C’è una sede ufficiale dove si discutono, fra l’altro, questioni critiche dell’economia globale, del commercio e degli investimenti, dello sviluppo, dei cambiamenti climatici e dell’energia, della digitalizzazione. È il G20, forum globale delle principali economie (Argentina, Australia, Brasile, Canada, Cina, Francia, Germania, India, Indonesia, Italia, Giappone, Repubblica di Corea, Messico, Russia, Arabia Saudita, Sudafrica, Turchia, Regno Unito e Stati Uniti d’America) e Unione Europea. Nel 2021, la Presidenza del G20 è affidata all’Italia. Il vertice dei Leader si terrà a Roma il 30 e 31 ottobre[1].

Fra mille intralci, il tema della lotta al cambiamento climatico e all’emissione dei gas serra è ufficialmente sul tavolo. Anche se i Paesi presenti nel G20 rappresentano soltanto il 60% della popolazione mondiali, coprono circa l’80% delle emissioni in atmosfera mondiali; dunque, una larghissima maggioranza delle emissioni. Inoltre, essi possono avere un’influenza determinante sulle decisioni dei Paesi che non vi presenziano, grazie alla loro capacità di leadership e alle loro interazioni geopolitiche con tutti gli altri.

Cosa può fare l’italia?

Cosa può fare l’Italia per il Green Deal, con questa sua Presidenza? Anzitutto, può creare consenso attorno all’obiettivo di arginare il cambiamento climatico e ottenere un impegno di tutti a permettere – a G20 concluso – una verifica sull’effettivo rispetto degli impegni che assumeranno. Poi, può insistere sulla de-carbonizzazione, mediante l’istituzione della Carbon Tax e il superamento dei sussidi ai combustibili fossili che non risulti però troppo penalizzante economicamente per i Paesi poveri e per le loro popolazioni.

A Venezia, è già iniziata una serie di eventi del G20 collegati alle materie economico finanziarie. Noi ci auguriamo che ci sia un confronto sulle criptovalute, non limitato ai temi del contrasto all’evasione fiscale e di standard crittografici, ma aperto a tracciare alcune linee condivise sul loro valore legale, ammissibilità, limiti e soggezione ad eventuali controlli. Sarebbe magnifico se da questo G20 a Presidenza italiana emergessero due linee:

  • una sull’ambiente, idonea (per quello che qui ci interessa) a favorire un’evoluzione della blockchain e delle criptovalute verso le soluzioni più eco-sostenibili di validazione delle transazioni;
  • l’altra sulle criptovalute in sé, volta a legittimarle, con un embrione di regolamentazione condivisa (eventualmente, all’inizio, una Dichiarazione congiunta, destinata in futuro ad evolvere in un trattato).

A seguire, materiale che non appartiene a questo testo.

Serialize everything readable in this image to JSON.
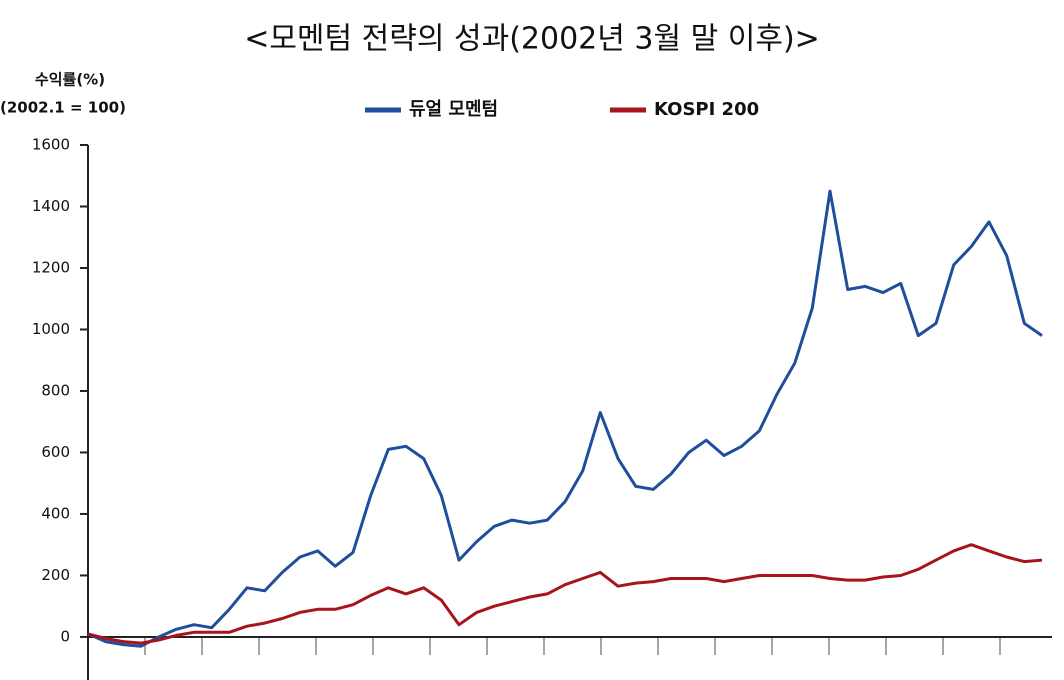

In questo G20, sarebbe ora di:

  • riconoscere l’utilità sociale sia della decentralizzazione connessa alla blockchain sia della disintermediazione (con riduzione di costi e di tempi) tipica delle criptovalute;
  • superare l’equivoco concetto di privacy come inteso nel mondo delle criptovalute (cioè, come anonimato).

Conclusioni

Gli accordi internazionali volti a favorire gli scambi di informazioni fra Stati e il comune contrasto ai reati fiscali e al riciclaggio dovrebbero andare di pari passo con la presa d’atto del successo delle criptovalute nel commercio internazionale e con un inquadramento giuridico: prodotto finanziario, moneta, oppure altro. Regole minime internazionalmente condivise di sicurezza dei dati personali, di trasparenza e informazione verso gli utenti, di qualità del servizio, se abbinate a un riconoscimento del valore legale delle criptovalute, possono convivere con la vocazione libera di queste ultime, e offrire un contributo all’innovazione.